Sets the configuration properties for the OWSM keystore.
configureWSMKeystore(context, keystoreType,location, keystorePassword, signAlias, signAliasPassword, cryptAlias, cryptAliasPassword)
configureWSMKeystore('/wls/<domain_name>',keystoreType='KSS',location='kss://owsm/keystore',signAlias='<sign alias>,cryptAlias=<crypt alias>')
For example,
configureWSMKeystore('/wls/<jrf_domain>',keystoreType='KSS',location='kss://owsm/keystore',signAlias='<Hostname>-public-private-key-alias',cryptAlias='<Hostname>-public-private-key-alias')
Restart the server/servers.
If the Policy B consumer is running in the WebLogic server, it can use the WebLogic Web service configuration for the policy related processing. The consumer code need not specify the keystore location, aliases etc. In order to utilize the container's security configuration, the WebLogic server must be configured for it. This can be done by running the following command in the <domain-home>/config directory.
|
Note: The script must be run after running thesetDomainEnv.sh in the current shell. |
$JAVA_HOME/bin/java -classpath $CLASSPATH weblogic.WLST configWss.py
The RIB-OMS application is an example of such usage.
After the successful configuration of security, verify it before running the functional tests. You can verify security by invoking a ping operation of a RSB decorator service securely.It can be done in the following two ways:
Using Retail Integration Console (RIC)
Using the OSB Console
Click on the proxy service and then the Test Launch Console icon to test the service. You can invoke using any method. The ping method is the easiest to test. If the invocation is successful, it shows both the encrypted and decrypted versions of the request and response messages.
Make sure you do not select the Direct Calls check box.

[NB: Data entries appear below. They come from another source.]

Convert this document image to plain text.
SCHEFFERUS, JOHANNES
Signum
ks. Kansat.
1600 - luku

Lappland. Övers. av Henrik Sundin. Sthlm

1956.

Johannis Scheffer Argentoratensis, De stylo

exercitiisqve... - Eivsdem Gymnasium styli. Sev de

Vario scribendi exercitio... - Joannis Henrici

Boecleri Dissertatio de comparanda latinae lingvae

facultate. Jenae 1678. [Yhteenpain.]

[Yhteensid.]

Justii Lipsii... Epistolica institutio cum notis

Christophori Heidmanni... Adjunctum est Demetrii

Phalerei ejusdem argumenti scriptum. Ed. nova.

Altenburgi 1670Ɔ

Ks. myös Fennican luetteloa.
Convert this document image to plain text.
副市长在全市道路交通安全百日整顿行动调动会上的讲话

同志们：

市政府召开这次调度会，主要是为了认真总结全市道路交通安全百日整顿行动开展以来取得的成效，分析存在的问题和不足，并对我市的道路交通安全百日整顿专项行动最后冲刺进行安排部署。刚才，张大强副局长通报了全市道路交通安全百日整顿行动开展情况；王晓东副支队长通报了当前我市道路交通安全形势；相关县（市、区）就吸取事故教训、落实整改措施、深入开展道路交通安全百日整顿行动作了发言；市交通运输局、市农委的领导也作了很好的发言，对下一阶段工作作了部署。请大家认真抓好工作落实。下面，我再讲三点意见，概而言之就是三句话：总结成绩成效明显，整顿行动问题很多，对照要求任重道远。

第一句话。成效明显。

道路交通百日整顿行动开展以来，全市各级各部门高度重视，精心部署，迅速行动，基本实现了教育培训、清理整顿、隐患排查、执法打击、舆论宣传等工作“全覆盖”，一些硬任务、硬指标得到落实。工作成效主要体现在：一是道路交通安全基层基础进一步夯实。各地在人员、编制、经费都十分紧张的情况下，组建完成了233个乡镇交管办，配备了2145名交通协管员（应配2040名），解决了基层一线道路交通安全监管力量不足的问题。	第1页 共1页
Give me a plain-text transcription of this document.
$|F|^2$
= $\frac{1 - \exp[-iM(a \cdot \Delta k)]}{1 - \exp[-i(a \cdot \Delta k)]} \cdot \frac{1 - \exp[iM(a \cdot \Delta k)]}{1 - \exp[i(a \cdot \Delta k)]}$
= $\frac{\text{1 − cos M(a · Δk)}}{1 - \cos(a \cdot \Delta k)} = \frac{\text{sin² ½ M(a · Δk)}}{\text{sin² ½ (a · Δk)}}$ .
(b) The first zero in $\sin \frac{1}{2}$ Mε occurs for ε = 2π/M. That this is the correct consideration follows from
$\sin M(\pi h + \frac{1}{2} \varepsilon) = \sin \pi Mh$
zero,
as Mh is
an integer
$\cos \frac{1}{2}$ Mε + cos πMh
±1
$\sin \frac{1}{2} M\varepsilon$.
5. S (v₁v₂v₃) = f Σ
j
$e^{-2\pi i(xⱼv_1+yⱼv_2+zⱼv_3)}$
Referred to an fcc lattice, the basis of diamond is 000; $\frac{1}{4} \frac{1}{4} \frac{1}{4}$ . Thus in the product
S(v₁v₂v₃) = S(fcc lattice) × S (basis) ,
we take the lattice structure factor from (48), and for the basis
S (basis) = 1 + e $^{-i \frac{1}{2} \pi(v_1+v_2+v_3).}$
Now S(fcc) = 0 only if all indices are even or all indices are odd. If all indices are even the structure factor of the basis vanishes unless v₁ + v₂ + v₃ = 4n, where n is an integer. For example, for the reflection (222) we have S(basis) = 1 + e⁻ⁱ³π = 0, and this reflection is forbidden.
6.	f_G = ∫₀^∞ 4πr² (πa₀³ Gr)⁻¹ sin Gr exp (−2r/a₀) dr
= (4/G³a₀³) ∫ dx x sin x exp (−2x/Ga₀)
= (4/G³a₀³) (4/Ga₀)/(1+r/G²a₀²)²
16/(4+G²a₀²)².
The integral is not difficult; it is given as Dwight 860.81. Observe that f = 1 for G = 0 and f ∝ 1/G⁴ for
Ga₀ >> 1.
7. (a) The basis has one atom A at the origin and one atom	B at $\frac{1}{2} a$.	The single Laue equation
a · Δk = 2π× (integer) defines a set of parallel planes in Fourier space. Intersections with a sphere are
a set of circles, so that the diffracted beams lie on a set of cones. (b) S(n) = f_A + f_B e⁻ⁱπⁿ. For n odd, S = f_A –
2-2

To test the proxy service from test page, provide values for following fields which are at the bottom of the test page:
keystore.recipient.alias
keystore.enc.csf.key
csf-key
You can find the values for these fields in the Business Services --> <Business Service> --> Security tab of the same decorator project. You will see these values pre-populated in that page. Copy these values and enter them on the proxy service test page for a successful invocation of the service.
A sample Java code is shown in Appendix B that shows how a Java application can call a service secured with Policy B.